- The Occupational Safety and Health Administration (OSHA) has reestablished its commitment to creating safer working conditions for women in the construction industry by renewing its relationship with the National Association of Women in Construction (NAWIC) through the agency's OSHA Alliance Program, according to Safety + Health.
- The five-year initiative from NAWIC and OSHA will address women-specific workplace concerns like selecting the appropriate personal protective equipment (PPE), sanitation and gender-based threats through intimidation and violence.

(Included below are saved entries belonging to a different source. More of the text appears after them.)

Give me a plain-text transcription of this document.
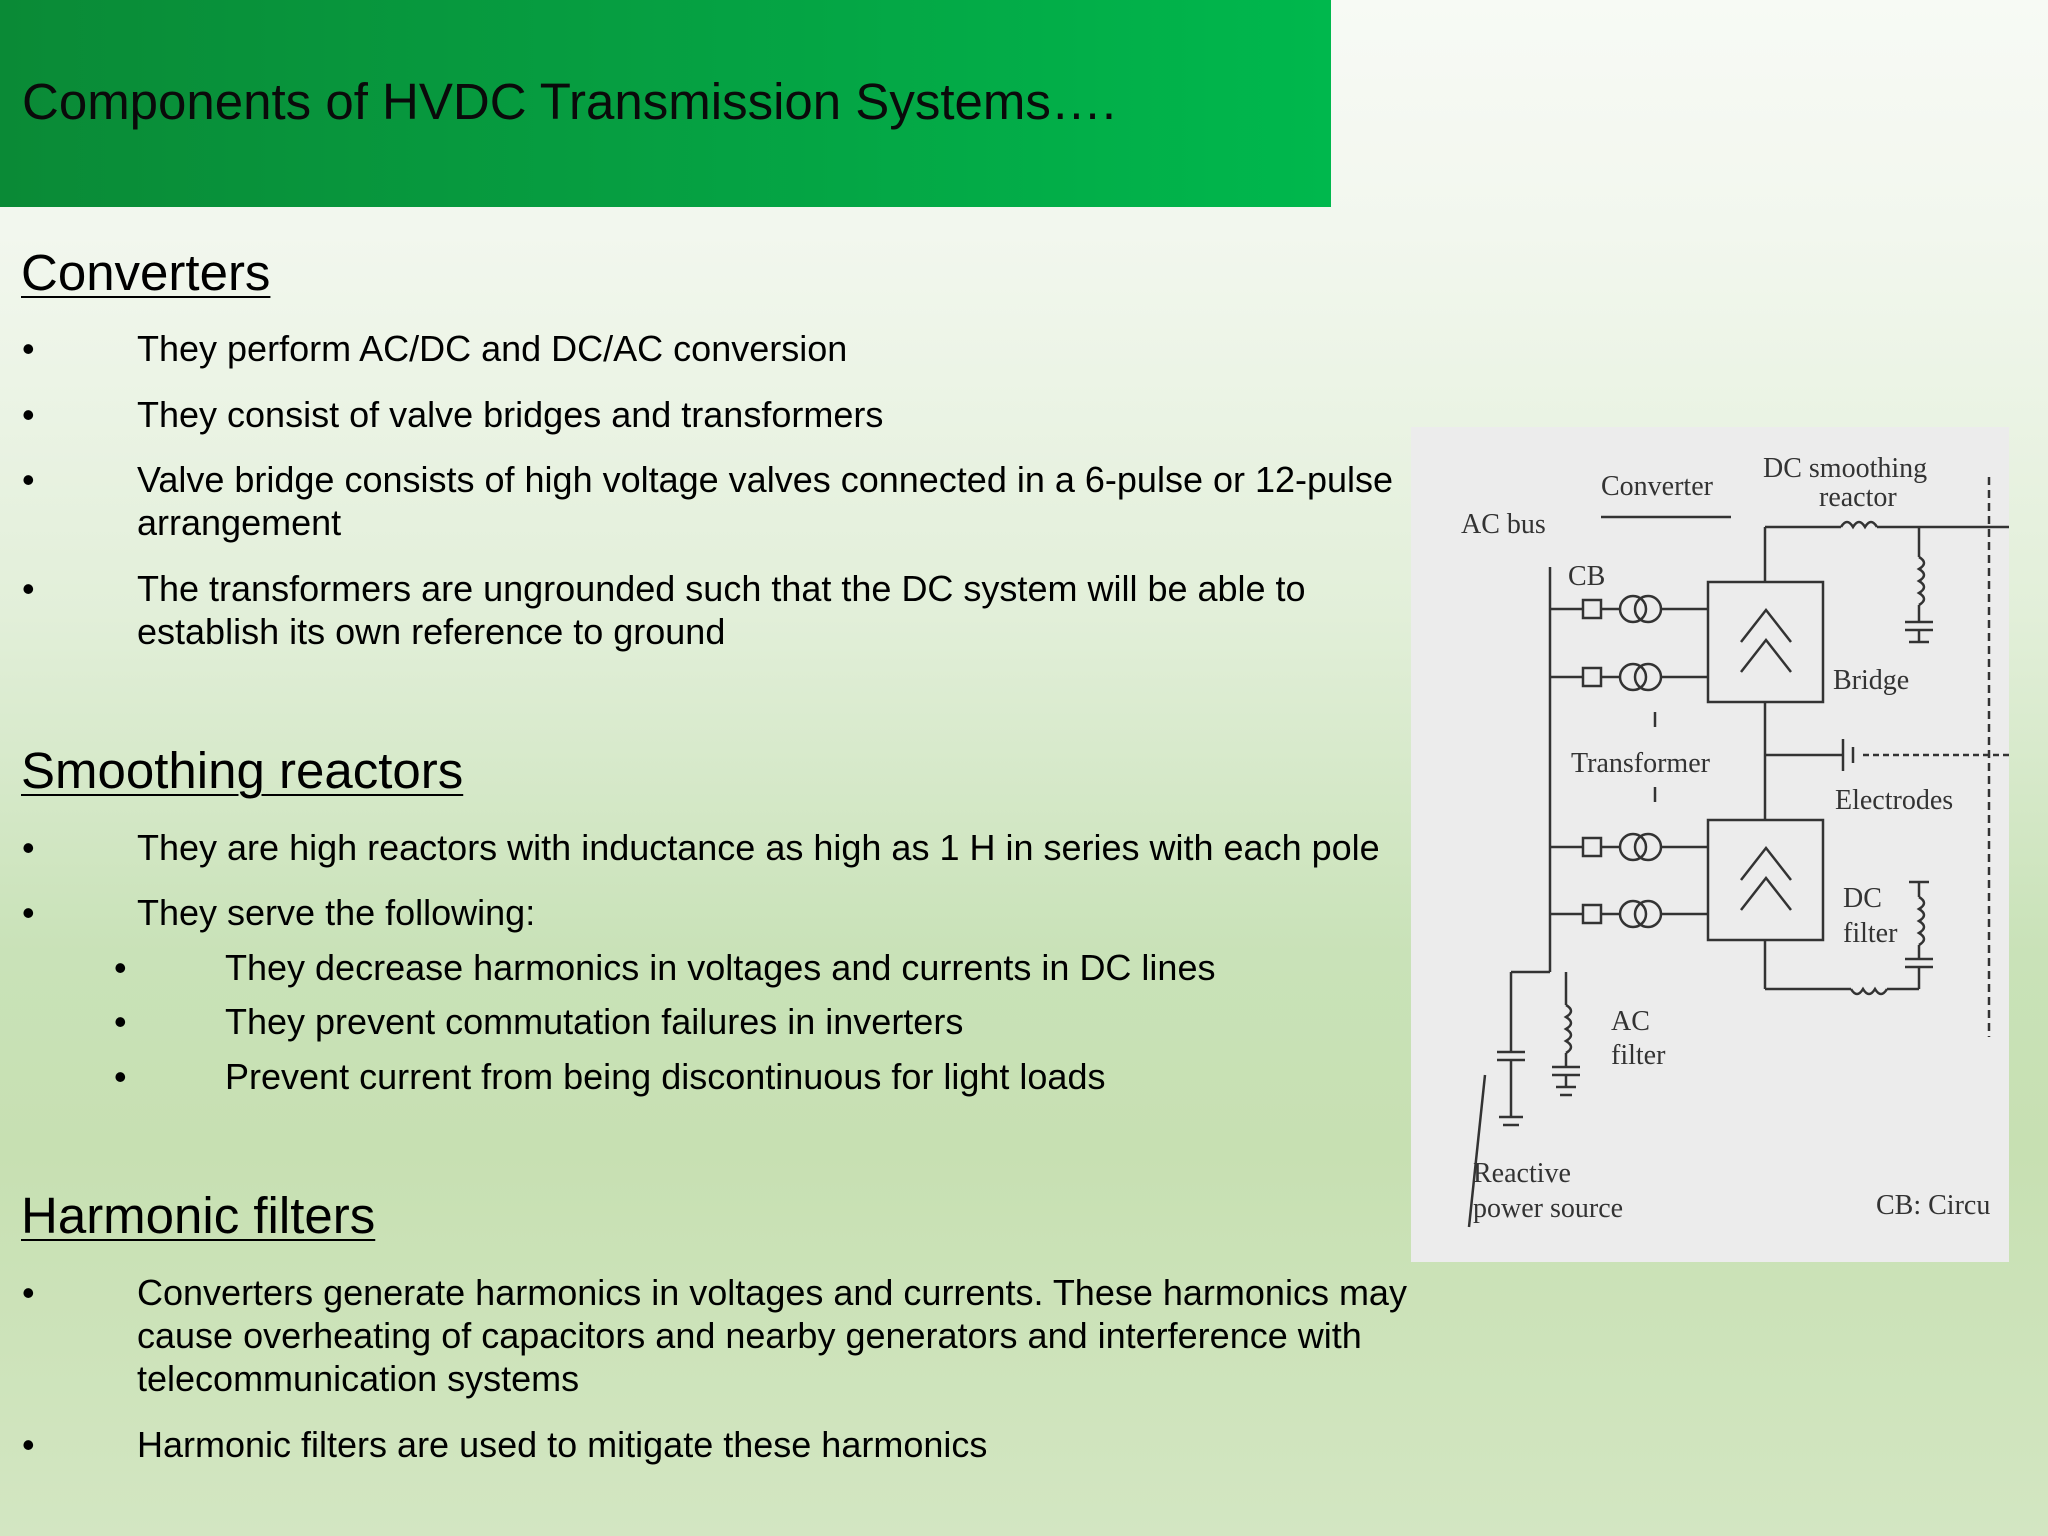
Components of HVDC Transmission Systems….
Converters
•	They perform AC/DC and DC/AC conversion
•	They consist of valve bridges and transformers
•	Valve bridge consists of high voltage valves connected in a 6-pulse or 12-pulse
arrangement
•	The transformers are ungrounded such that the DC system will be able to
establish its own reference to ground
Smoothing reactors
•	They are high reactors with inductance as high as 1 H in series with each pole
•	They serve the following:
•	They decrease harmonics in voltages and currents in DC lines
•	They prevent commutation failures in inverters
•	Prevent current from being discontinuous for light loads
Harmonic filters
•	Converters generate harmonics in voltages and currents. These harmonics may
cause overheating of capacitors and nearby generators and interference with
telecommunication systems
•	Harmonic filters are used to mitigate these harmonics
DC smoothing
reactor
Converter
AC bus
CB
Bridge
Transformer
Electrodes
DC
filter
AC
filter
Reactive
power source	CB: Circu
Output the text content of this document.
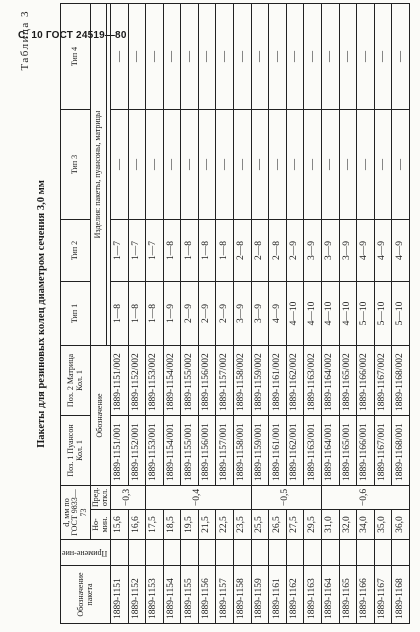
С. 10 ГОСТ 24519—80
Таблица 3
Пакеты для резиновых колец диаметром сечения 3,0 мм
Обозначение пакета	Примене-ние	d, мм по ГОСТ 9833—73		Поз. 1 Пуансон Кол. 1	Поз. 2 Матрица Кол. 1	Тип 1	Тип 2	Тип 3	Тип 4
		Но-мин.	Пред. откл.	Обозначение		Изделия: пакеты, пуансоны, матрицы			

1889-1151		15,6	−0,3	1889-1151/001	1889-1151/002	1—8	1—7	—	—
1889-1152		16,6		1889-1152/001	1889-1152/002	1—8	1—7	—	—
1889-1153		17,5	−0,4	1889-1153/001	1889-1153/002	1—8	1—7	—	—
1889-1154		18,5		1889-1154/001	1889-1154/002	1—9	1—8	—	—
1889-1155		19,5		1889-1155/001	1889-1155/002	2—9	1—8	—	—
1889-1156		21,5		1889-1156/001	1889-1156/002	2—9	1—8	—	—
1889-1157		22,5		1889-1157/001	1889-1157/002	2—9	1—8	—	—
1889-1158		23,5		1889-1158/001	1889-1158/002	3—9	2—8	—	—
1889-1159		25,5	−0,5	1889-1159/001	1889-1159/002	3—9	2—8	—	—
1889-1161		26,5		1889-1161/001	1889-1161/002	4—9	2—8	—	—
1889-1162		27,5		1889-1162/001	1889-1162/002	4—10	2—9	—	—
1889-1163		29,5		1889-1163/001	1889-1163/002	4—10	3—9	—	—
1889-1164		31,0	−0,6	1889-1164/001	1889-1164/002	4—10	3—9	—	—
1889-1165		32,0		1889-1165/001	1889-1165/002	4—10	3—9	—	—
1889-1166		34,0		1889-1166/001	1889-1166/002	5—10	4—9	—	—
1889-1167		35,0		1889-1167/001	1889-1167/002	5—10	4—9	—	—
1889-1168		36,0		1889-1168/001	1889-1168/002	5—10	4—9	—	—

- The campaign will use both the agency's and NAWIC's websites and live events, print and electronic media, and relationships between NAWIC's local chapters and OSHA's regional offices to provide information about and prevent hazards affect women on the job site.
OSHA previously launched a webpage dedicated to promoting the safety of women construction workers and laying out the unique challenges women may face on the jobsite. One major concern is PPE — notably, making sure that there is safety equipment available that fits women who are often smaller in stature or otherwise not suited for the PPE worn by their male counterparts.
In addition to concerns over PPE, a lack of sanitary or adequate bathroom facilities has also disproportionately affected female construction workers. Because of a lack of adequate bathroom facilities on some project sites, some women construction workers have reported that they don't drink water during the day to avoid having to use the facilities. This has led to an increased rate of bladder and kidney infections among female workers.
As the construction labor shortage rages on, the industry has begun to shift its focus toward a relatively untapped labor supply — women. According to some of the latest statistics, women make up about 9% of the construction workforce, but that number diminishes when focusing on the more lucrative trades and leadership roles.
Part of the reason can be chalked up to a lack of awareness about the career opportunities that the construction industry can provide, but other barriers can also arise if those in a position to hire workers assume that women can't perform as well as men or that they will not fit into the male-dominated culture of most construction sites.
Kelly Johnson, director of Custom Home Coordinators at Atlanta-area Construction Resources, told Construction Dive in 2016 that more construction-related educational opportunities could be the key to enticing more women into the industry. Whether the beneficiary of a formal education or not, Mary Davolt, chief financial officer of Englewood Construction, said it's important that women "know your stuff" and earn respect as a knowledgeable addition to the team.